The mass murder in Paris has left at least 129 people dead and hundreds suffering from injuries. The human toll prompted people across the globe to express sympathy and solidarity with the people of France.
For Marco Rubio, it was also a fundraising opportunity.
On Sunday night, Rubio sent out this tweet from his official account:
We won’t be able to take more refugees.It’s not that we aren’t compassionate.But we can’t.No way to background check https://t.co/j8PlLWWqpG
— Marco Rubio (@marcorubio) November 15, 2015
The link leads you to a page on Rubio’s official website featuring a video called: “Marco Responds to the Paris Attacks on This Week.”
The text of the page highlights Rubio’s argument that, in light of the attacks, the United States should not accept Syrian refugees. “The problem is we can’t background check them,” Rubio says.
Readers are directed to enter their information if they “Agree with Marco.” As soon as you enter the information, you get a fundraising pitch soliciting contributions of up to $5400.
Connecting political fundraising with terrorist attacks has caused controversy in the past. In 2002, the Republican Party used “a dramatic photograph taken of Bush on [9/11] to solicit contributions.” The move was derided as “grotesque” and “disgraceful” by political opponents.
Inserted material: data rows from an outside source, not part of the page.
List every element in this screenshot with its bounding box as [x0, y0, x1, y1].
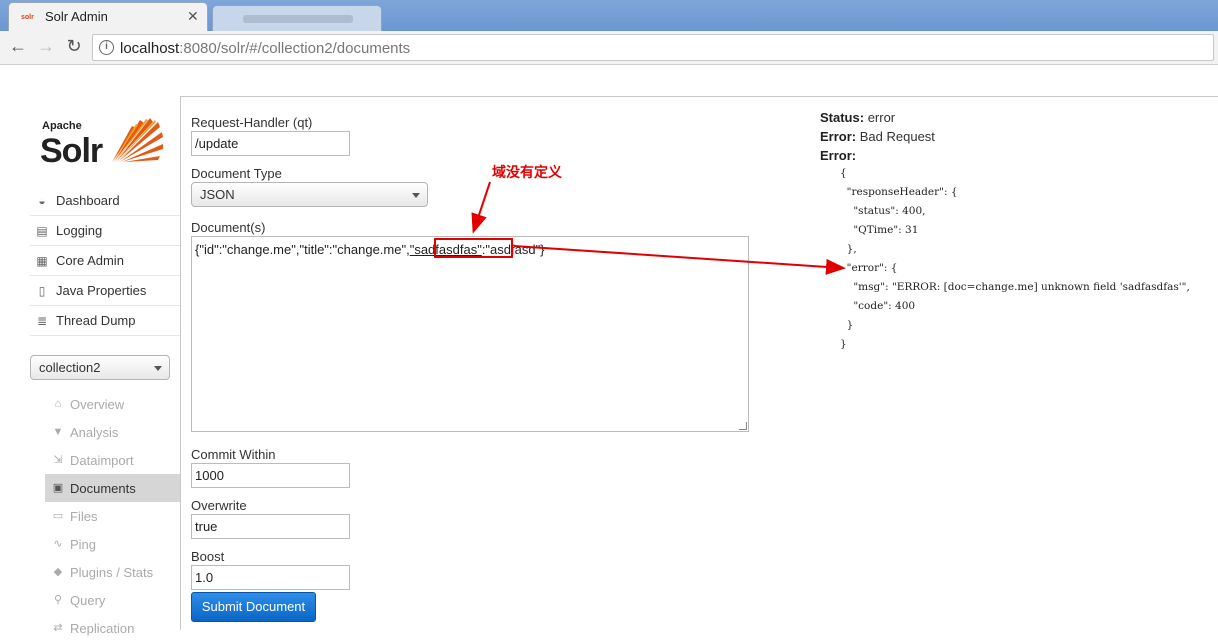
- error-key: Error:: [820, 129, 857, 144]
- error-value: Bad Request: [859, 129, 935, 144]
- response-status: Status: error: [820, 110, 895, 125]
- response-json: { "responseHeader": { "status": 400, "QT…: [840, 167, 1190, 350]
- status-value: error: [867, 110, 896, 125]
- status-key: Status:: [820, 110, 865, 125]
- annotation-arrow-right: [513, 245, 846, 275]
- response-error-detail: Error:: [820, 148, 856, 163]
- annotation-arrow-down: [471, 181, 491, 234]
- response-error: Error: Bad Request: [820, 129, 935, 144]
- error-detail-key: Error:: [820, 148, 857, 163]
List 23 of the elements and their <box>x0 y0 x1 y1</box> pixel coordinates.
Bush was also criticized by the family of 9/11 victims for using 9/11 imagery in political ads.
The core claim in Rubio’s fundraising pitch, that background checks for Syrian refugees are impossible, directly contradicts some of his previous statements. In September interview with the Boston Herald, Rubio said he would be “open” to the United States accepting Syrian refugees “if it can done in a way that allows us to ensure that among them are not infiltrated.”
Security checks of Syrian refugees are possible. The procedure to gain admittance to the United States includes bio-metric screening, an interview with the Department of Homeland Security, a medical screening, and a cultural orientation program.